На следующее утро обе дамы сидели за завтраком в столовой, когда к ним с почтительным поклоном вошла мистрисс Бексон.
— Жалею, — сказала она, — что должна огорчить вас дурными известиями, ибо болезнь всегда неприятна. Хотя, слава Богу, все принадлежащие к семейству здоровы, но страдает благородный молодой человек, который, без сомнения, прежде видел лучшие дни, что, впрочем, не дает ему права роптать на судьбу, и я вполне уверена, что вы, мисс Гудвин, и вы, мистрисс Мельвиль…
Бледная, дрожащая, не в состоянии скрыть более сильного волнения, Юлия вскочила.
— Ради Бога, Бексон, говорите, что случилось? — прервала она длинную, несвязную речь ключницы. — Кто заболел?
— Мистер Вильтон, — ответила старуха. — Я никогда еще не видывала человека в такой сильной горячке.
— Послали ли вы за доктором? — по-видимому, спокойно спросила она.
— Как же! Один из наших конюхов отправился верхом в Гертфорд, но все-таки пройдет с полдня, пока приедет доктор; между тем я приказала Томасу уложить больного в постель и прикладывать ему холодные компрессы к голове.
— Так он очень болен? — спросила Юлия.
— О да, очень. Когда в это утро Томас вошел в комнату мистера Вильтона, он нашел его сидящим у открытого окна и дрожащим от холода, хотя он уже был в горячечном состоянии. Но страшнее всего то, что он в бреду постоянно говорил об измене и убийстве, точь-в-точь как наш бедный Калеб со времени своей болезни.
— Странно! — пробормотала Юлия. Дрожь пробежала по членам молодой девушки при мысли, что уже второй раз человек, до того совершенно здоровый, внезапно заболевает и что болезнь эта доводит его почти до безумия, вызывая в нем те же мрачные идеи. — Невольно чувствуешь побуждение верить истории о привидениях, которую рассказывает прислуга о пустых покоях северного флигеля, — прибавила она.
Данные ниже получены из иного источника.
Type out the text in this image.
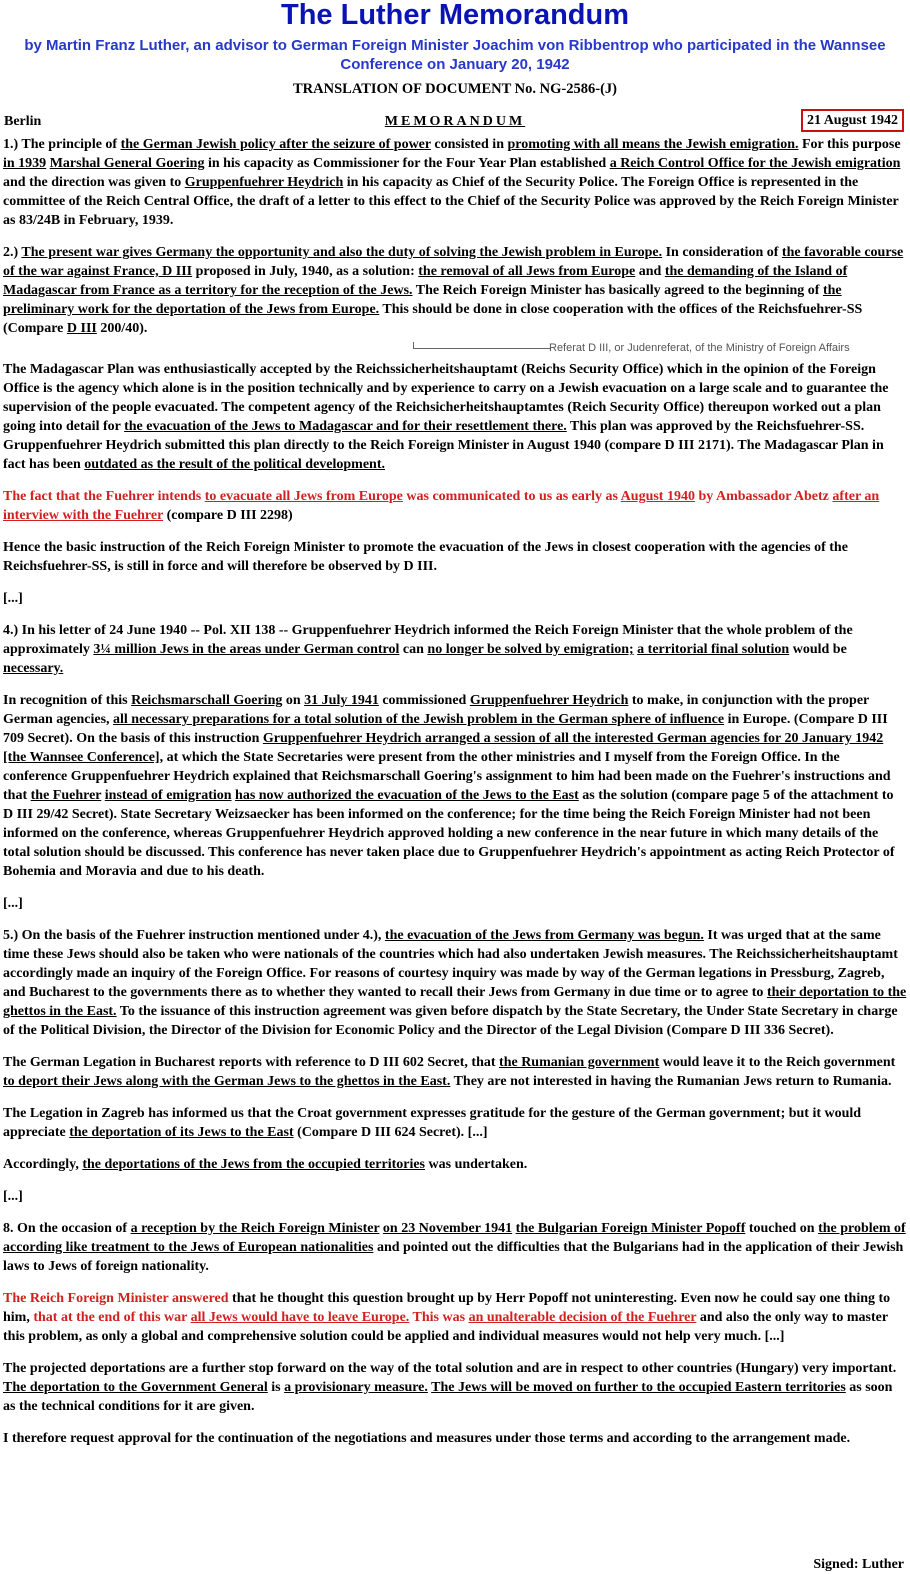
The Luther Memorandum
by Martin Franz Luther, an advisor to German Foreign Minister Joachim von Ribbentrop who participated in the Wannsee Conference on January 20, 1942
TRANSLATION OF DOCUMENT No. NG-2586-(J)
Berlin	MEMORANDUM	21 August 1942

1.) The principle of the German Jewish policy after the seizure of power consisted in promoting with all means the Jewish emigration. For this purpose in 1939 Marshal General Goering in his capacity as Commissioner for the Four Year Plan established a Reich Control Office for the Jewish emigration and the direction was given to Gruppenfuehrer Heydrich in his capacity as Chief of the Security Police. The Foreign Office is represented in the committee of the Reich Central Office, the draft of a letter to this effect to the Chief of the Security Police was approved by the Reich Foreign Minister as 83/24B in February, 1939.

2.) The present war gives Germany the opportunity and also the duty of solving the Jewish problem in Europe. In consideration of the favorable course of the war against France, D III proposed in July, 1940, as a solution: the removal of all Jews from Europe and the demanding of the Island of Madagascar from France as a territory for the reception of the Jews. The Reich Foreign Minister has basically agreed to the beginning of the preliminary work for the deportation of the Jews from Europe. This should be done in close cooperation with the offices of the Reichsfuehrer-SS (Compare D III 200/40).

Referat D III, or Judenreferat, of the Ministry of Foreign Affairs

The Madagascar Plan was enthusiastically accepted by the Reichssicherheitshauptamt (Reichs Security Office) which in the opinion of the Foreign Office is the agency which alone is in the position technically and by experience to carry on a Jewish evacuation on a large scale and to guarantee the supervision of the people evacuated. The competent agency of the Reichsicherheitshauptamtes (Reich Security Office) thereupon worked out a plan going into detail for the evacuation of the Jews to Madagascar and for their resettlement there. This plan was approved by the Reichsfuehrer-SS. Gruppenfuehrer Heydrich submitted this plan directly to the Reich Foreign Minister in August 1940 (compare D III 2171). The Madagascar Plan in fact has been outdated as the result of the political development.

The fact that the Fuehrer intends to evacuate all Jews from Europe was communicated to us as early as August 1940 by Ambassador Abetz after an interview with the Fuehrer (compare D III 2298)

Hence the basic instruction of the Reich Foreign Minister to promote the evacuation of the Jews in closest cooperation with the agencies of the Reichsfuehrer-SS, is still in force and will therefore be observed by D III.

[...]

4.) In his letter of 24 June 1940 -- Pol. XII 138 -- Gruppenfuehrer Heydrich informed the Reich Foreign Minister that the whole problem of the approximately 3¼ million Jews in the areas under German control can no longer be solved by emigration; a territorial final solution would be necessary.

In recognition of this Reichsmarschall Goering on 31 July 1941 commissioned Gruppenfuehrer Heydrich to make, in conjunction with the proper German agencies, all necessary preparations for a total solution of the Jewish problem in the German sphere of influence in Europe. (Compare D III 709 Secret). On the basis of this instruction Gruppenfuehrer Heydrich arranged a session of all the interested German agencies for 20 January 1942 [the Wannsee Conference], at which the State Secretaries were present from the other ministries and I myself from the Foreign Office. In the conference Gruppenfuehrer Heydrich explained that Reichsmarschall Goering's assignment to him had been made on the Fuehrer's instructions and that the Fuehrer instead of emigration has now authorized the evacuation of the Jews to the East as the solution (compare page 5 of the attachment to D III 29/42 Secret). State Secretary Weizsaecker has been informed on the conference; for the time being the Reich Foreign Minister had not been informed on the conference, whereas Gruppenfuehrer Heydrich approved holding a new conference in the near future in which many details of the total solution should be discussed. This conference has never taken place due to Gruppenfuehrer Heydrich's appointment as acting Reich Protector of Bohemia and Moravia and due to his death.

[...]

5.) On the basis of the Fuehrer instruction mentioned under 4.), the evacuation of the Jews from Germany was begun. It was urged that at the same time these Jews should also be taken who were nationals of the countries which had also undertaken Jewish measures. The Reichssicherheitshauptamt accordingly made an inquiry of the Foreign Office. For reasons of courtesy inquiry was made by way of the German legations in Pressburg, Zagreb, and Bucharest to the governments there as to whether they wanted to recall their Jews from Germany in due time or to agree to their deportation to the ghettos in the East. To the issuance of this instruction agreement was given before dispatch by the State Secretary, the Under State Secretary in charge of the Political Division, the Director of the Division for Economic Policy and the Director of the Legal Division (Compare D III 336 Secret).

The German Legation in Bucharest reports with reference to D III 602 Secret, that the Rumanian government would leave it to the Reich government to deport their Jews along with the German Jews to the ghettos in the East. They are not interested in having the Rumanian Jews return to Rumania.

The Legation in Zagreb has informed us that the Croat government expresses gratitude for the gesture of the German government; but it would appreciate the deportation of its Jews to the East (Compare D III 624 Secret). [...]

Accordingly, the deportations of the Jews from the occupied territories was undertaken.

[...]

8. On the occasion of a reception by the Reich Foreign Minister on 23 November 1941 the Bulgarian Foreign Minister Popoff touched on the problem of according like treatment to the Jews of European nationalities and pointed out the difficulties that the Bulgarians had in the application of their Jewish laws to Jews of foreign nationality.

The Reich Foreign Minister answered that he thought this question brought up by Herr Popoff not uninteresting. Even now he could say one thing to him, that at the end of this war all Jews would have to leave Europe. This was an unalterable decision of the Fuehrer and also the only way to master this problem, as only a global and comprehensive solution could be applied and individual measures would not help very much. [...]

The projected deportations are a further stop forward on the way of the total solution and are in respect to other countries (Hungary) very important. The deportation to the Government General is a provisionary measure. The Jews will be moved on further to the occupied Eastern territories as soon as the technical conditions for it are given.

I therefore request approval for the continuation of the negotiations and measures under those terms and according to the arrangement made.

Signed: Luther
То было печальное утро для Юлии; она прохаживалась из одной комнаты в другую, чтобы рассеяться, но мысли о молодом художнике не покидали ее. Он был болен и, может быть, в опасности. Теперь только поняла она, что молодой человек, которому она сначала покровительствовала из сострадания, сделался для нее дороже всего в мире. Она поникла головою и счастливая улыбка озарила лицо ее, как будто добрая фея нашептывала ей: «Ах, Юлия, ты очень хорошо знала, что и он тебя любит!». Но вспомнив, что он болен, что он может и умереть, сердце ее наполнилось невыразимым страхом. Она бросила в сторону книгу и вышла на площадку. Бессознательно она несколько раз посмотрела на окна комнаты, в которой Левис Вильтон лежал в горячке, но шторы были опущены и глубокая тишина, казалось, царствовала в ней. Между тем и мистрисс Мельвиль вышла из замка и присоединилась к Юлии. Хотя присутствие ее было крайне неприятно для молодой девушки, но она принуждена была терпеть его и должна была слушать болтовню докучливой своей компаньонки, тогда как мысли ее были заняты совсем другим. Наконец, заметив подъезжающего доктора, Юлия бросилась к нему навстречу.